[212]お酌から見えるもの

 最近、印象に残ったコラムがあります。「お酌をするのは絶対嫌だ」という女性エッセイストが、とある講演を行い、その後宴会に呼ばれたそうです。参加者はほとんど男性の経営者で講演会を企画した女性の経営者がお酌をしてまわってくれるのを楽しみに講演に参加しており、自分もあんな風にできればもっと後援者がついたのかも知れないと思ったという内容です。
 私自身はプライベートでは一滴もお酒を飲みません。親しい人たちの中には私が下戸だと思っている人もいるくらいです。仕事上のおつきあいでは、いくらでも何時まででも飲め、二日酔いも遅刻もしませんでした。これは一種の芸当に近く、もともと商社マンというのは接待業も仕事のうちですので、プロとしての誇りがそうさせていたのでしょう。男性ばかりの宴席では接待をする側がお酌をするし、また上位職位者ばかりの席では世話係として部下の男性がお酌や食事の世話をするのが通例の社会では、男性がするお酌をどうして女性もやってはいけないのか、またそれは「もてなし」としてのお酌であり、媚や嬌態の類ではないと私は思っています。
 ただ、周囲にしつこく「女性だから」と強要をされる場合やお酒や食事の世話に忙殺され自分が休む暇もないのはさすがに勘弁してほしいと思います。私は幸い男性の部下に恵まれ、取引先の接待で体裁上、私がお酌をしなければならないと彼らは陰で申し訳ないと謝ってくれました。内輪では、男性の部下がお酌をしてくれますし、焼肉を焼いてくれ、鍋も作ってくれました。これらが暗黙の了解のうちに自然に行なわれていたので、お酌ということには抵抗がなかったのだと思います。
 おもしろいことがありました。銀座の小さなクラブで、隣のテーブルの男性客が私の事をお店の人と勘違いして「水割をちょうだい」と呼ぶのです。上品な紳士たちでしたので、黙って水割を作ってあげました。ママがびっくりして飛んできて私に謝り、「こちらはお客様ですので」と説明してくれました。男性客は丁寧に謝って下さり、私たちにスコッチのボトルを1本差し入れて下さいました。ママも帰りに「お詫びとお礼」にと高価なお土産をそっと渡してくれました。ささいな事件ですが、彼らの対応に器量を感じました。

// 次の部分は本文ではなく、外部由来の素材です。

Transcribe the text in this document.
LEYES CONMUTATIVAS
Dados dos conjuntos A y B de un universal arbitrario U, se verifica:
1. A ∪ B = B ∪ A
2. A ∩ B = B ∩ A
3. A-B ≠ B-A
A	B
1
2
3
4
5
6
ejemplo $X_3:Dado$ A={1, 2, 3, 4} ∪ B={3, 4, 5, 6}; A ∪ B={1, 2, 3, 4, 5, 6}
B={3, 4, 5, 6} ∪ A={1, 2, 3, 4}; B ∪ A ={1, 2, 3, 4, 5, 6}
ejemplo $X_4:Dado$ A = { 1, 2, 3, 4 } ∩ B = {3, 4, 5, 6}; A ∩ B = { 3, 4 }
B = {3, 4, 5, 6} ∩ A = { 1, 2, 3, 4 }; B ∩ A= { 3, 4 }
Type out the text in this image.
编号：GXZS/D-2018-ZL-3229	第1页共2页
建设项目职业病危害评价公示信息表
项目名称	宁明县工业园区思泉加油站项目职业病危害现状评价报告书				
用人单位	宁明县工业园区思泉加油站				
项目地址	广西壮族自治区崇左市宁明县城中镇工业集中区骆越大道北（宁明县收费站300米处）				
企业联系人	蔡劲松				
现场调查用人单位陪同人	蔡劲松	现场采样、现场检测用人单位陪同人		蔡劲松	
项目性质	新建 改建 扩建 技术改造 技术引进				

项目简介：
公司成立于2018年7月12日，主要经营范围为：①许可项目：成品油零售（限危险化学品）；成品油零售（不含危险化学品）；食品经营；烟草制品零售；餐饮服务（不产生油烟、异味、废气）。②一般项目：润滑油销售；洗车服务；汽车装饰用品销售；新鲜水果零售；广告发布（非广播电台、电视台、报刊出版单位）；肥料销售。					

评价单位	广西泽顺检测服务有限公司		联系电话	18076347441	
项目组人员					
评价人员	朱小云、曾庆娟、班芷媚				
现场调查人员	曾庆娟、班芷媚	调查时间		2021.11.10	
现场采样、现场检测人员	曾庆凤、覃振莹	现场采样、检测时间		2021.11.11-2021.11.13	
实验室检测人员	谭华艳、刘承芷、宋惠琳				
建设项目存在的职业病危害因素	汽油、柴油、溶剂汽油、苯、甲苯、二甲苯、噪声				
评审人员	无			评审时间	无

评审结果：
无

 欧米社会ではお酌の心配をする必要がありませんが、現在どっぷりつかっている中国や東南アジアはどうなのか、というと、アジア一戒律の厳しいイスラム教のブルネイでは外国人といえども外ではお酒は飲めません。当然、お酌も必要ありませんし、酔っ払いにからまれることもありません。同じイスラム教の多いインドネシアではお酒は飲めるものの、他の宗教のインドネシア人もあまり飲酒の習慣はないようです。
 先日の韓国企業との宴会では先方の役員さんたちにお酌をしていただいたし、私からもお返しをし、乾杯を何度も重ねながら和気あいあいと商談も進行しました。相手が外国人の場合、いつもどうしようかと一瞬ためらいます。その国のビジネスウーマンはお酌をしなくても、日本人ならするかも知れないという期待を感じるからです。その国の慣習に従うか、日本人を強調するか、どちらが効果的か雰囲気を読む瞬間です。
 ところが日本にはめったにいないタイプのビジネスマンがアジアの他の国にはいます。エスコートの達人です。彼らは食事となると、美しい手さばきで料理を取り分けてくれ、飲み物を絶やさないようにしてくれ、すかさず「おいしい?」「気に入った?」などと素敵なスマイルで聞き、楽しい会話でひたすら女性を喜ばせることに徹してくれます。それでいて自分もしっかり食べて飲んでいるわけですから、これも芸当に近いような気がします。こういう人たちには絶対お酌も料理を取り分けてあげることも禁物です。彼らは自分の完璧なまでのマナーに酔い、エスコートをする自分自身を楽しんでいるかのようです。私はさりげなく感謝を表わしつつ堂々としていてあげなければいけません。内心はどうかと言うと「こそばったい」というか「父親に食事の世話をしてもらう子ども」になったような気分はどうしてもぬぐえません。